Moonlight Serenade

It’s 1945. U.S. Marine, Ron Day, has been fighting on island after island in the South Pacific. His company has another brutal battle on the horizon-Okinawa. Ron has been given leave in Melbourne, Australia before shipping out to Okinawa.

In Melbourne, he meets Charmaine Sturgis, a gorgeous big band singer. Like so many things that happen in war, they fall in love over the short leave time.

…And war steals from us all.

Excerpt

Inside, the club wasn’t particularly special. Red leather booths lined one wall and linen covered tables for two formed a horseshoe around the black tile dance floor. Numerous chandeliers provided adequate lighting, which was augmented by individual lamps on each table. There was a clam-shaped stage where the band currently played for three female singers. The women were doing a melody of Andrew Sister’s songs. A long bar and cloak room took up the third wall. The dance floor and stage were the only areas that didn’t have a smoky haze.

Ron and Johnnie found a free table at the far side of the stage. The trio of Aussie Andrew Sisters finished and went off stage and the grey-haired band leader introduced another singer named Charmaine Sturgis. A redhead who’d make Rita Hayworth and Ann Sheridan weep with envy came out. She wore a red satin gown that clung to her in all the right places, red shoes with ribbons that tied around her ankles and peeked out from a slit in the gown, and blood red lipstick that he’d give a year’s pay to smear. If he ever questioned what he was fighting for before, one look at her reminded him.
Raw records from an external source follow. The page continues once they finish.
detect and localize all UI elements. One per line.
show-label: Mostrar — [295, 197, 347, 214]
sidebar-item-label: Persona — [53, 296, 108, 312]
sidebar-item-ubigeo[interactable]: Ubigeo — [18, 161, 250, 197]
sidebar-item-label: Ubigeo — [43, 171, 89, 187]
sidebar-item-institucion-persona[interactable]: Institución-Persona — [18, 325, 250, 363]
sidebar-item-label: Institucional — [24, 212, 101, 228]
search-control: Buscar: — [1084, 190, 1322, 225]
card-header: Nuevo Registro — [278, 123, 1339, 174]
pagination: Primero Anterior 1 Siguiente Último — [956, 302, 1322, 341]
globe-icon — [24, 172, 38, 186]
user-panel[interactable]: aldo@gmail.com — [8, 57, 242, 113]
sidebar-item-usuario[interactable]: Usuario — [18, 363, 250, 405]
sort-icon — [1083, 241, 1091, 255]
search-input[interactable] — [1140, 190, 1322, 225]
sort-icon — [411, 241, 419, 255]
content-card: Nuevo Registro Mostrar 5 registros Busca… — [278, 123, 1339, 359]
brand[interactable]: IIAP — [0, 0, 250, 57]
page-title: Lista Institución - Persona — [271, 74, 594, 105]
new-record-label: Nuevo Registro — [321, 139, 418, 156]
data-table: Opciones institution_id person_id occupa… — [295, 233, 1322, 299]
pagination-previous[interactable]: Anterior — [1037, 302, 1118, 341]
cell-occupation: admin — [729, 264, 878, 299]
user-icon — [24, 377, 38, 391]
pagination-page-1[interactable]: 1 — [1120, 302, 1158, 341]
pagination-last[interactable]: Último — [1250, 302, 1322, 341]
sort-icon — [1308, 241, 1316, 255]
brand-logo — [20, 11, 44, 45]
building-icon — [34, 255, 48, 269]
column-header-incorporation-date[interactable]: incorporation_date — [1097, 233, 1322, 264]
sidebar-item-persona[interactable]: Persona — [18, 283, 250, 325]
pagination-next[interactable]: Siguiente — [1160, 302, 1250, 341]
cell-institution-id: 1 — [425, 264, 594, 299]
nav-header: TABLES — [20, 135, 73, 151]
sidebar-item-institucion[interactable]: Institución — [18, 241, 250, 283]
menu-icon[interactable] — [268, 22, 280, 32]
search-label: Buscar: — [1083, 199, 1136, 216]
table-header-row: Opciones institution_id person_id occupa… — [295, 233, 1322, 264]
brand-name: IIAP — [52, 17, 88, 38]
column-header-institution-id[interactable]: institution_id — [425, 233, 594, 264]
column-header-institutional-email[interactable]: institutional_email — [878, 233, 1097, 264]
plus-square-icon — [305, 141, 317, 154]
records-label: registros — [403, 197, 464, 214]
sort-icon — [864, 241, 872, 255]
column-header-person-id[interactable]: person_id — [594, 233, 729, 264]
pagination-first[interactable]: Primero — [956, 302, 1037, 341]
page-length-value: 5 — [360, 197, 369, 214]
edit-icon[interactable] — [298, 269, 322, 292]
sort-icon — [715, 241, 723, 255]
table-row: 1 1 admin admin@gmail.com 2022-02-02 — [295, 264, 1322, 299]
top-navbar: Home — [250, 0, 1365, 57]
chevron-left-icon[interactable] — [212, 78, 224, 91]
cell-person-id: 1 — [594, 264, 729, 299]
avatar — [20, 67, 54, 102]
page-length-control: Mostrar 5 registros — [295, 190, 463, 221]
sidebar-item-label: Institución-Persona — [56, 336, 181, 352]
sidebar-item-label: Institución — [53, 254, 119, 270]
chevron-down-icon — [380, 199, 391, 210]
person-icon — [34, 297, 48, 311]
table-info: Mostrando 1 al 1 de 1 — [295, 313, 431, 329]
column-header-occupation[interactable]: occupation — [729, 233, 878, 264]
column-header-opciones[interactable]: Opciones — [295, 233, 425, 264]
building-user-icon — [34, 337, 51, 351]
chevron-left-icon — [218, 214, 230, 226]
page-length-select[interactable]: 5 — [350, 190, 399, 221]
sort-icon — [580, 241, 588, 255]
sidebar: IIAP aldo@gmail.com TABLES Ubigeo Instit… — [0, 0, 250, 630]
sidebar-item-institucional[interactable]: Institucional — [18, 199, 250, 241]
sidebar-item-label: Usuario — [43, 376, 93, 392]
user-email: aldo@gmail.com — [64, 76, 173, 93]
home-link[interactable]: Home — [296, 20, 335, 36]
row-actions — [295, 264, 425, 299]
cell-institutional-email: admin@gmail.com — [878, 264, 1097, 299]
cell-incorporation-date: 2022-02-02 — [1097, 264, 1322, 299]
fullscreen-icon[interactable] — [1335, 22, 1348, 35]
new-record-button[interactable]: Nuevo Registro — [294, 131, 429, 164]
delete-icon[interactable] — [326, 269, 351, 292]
She opened with Street of Dreams, then went into one of Ron’s favorite songs, Fools Rush In. She stood behind the microphone as she sang but she looked out over the audience, making eye contact with different people. It never crossed Ron’s mind that she’d be able to see him off to the side and with the lighting casting a shadow near that end of the stage. She sang a few more songs some by Glenn Miller, some by Tommy Dorsey. To his delight she looked right at him and closed with We’ll Meet Again.

The audience demanded an encore and she returned. The orchestra struck up the first few bars of Moonlight Serenade. She picked up the microphone stand and came to the edge of the stage, standing right in front of him. Never taking her eyes from him, she sang that love song to him the way he’d only seen happen to lucky guys in movies.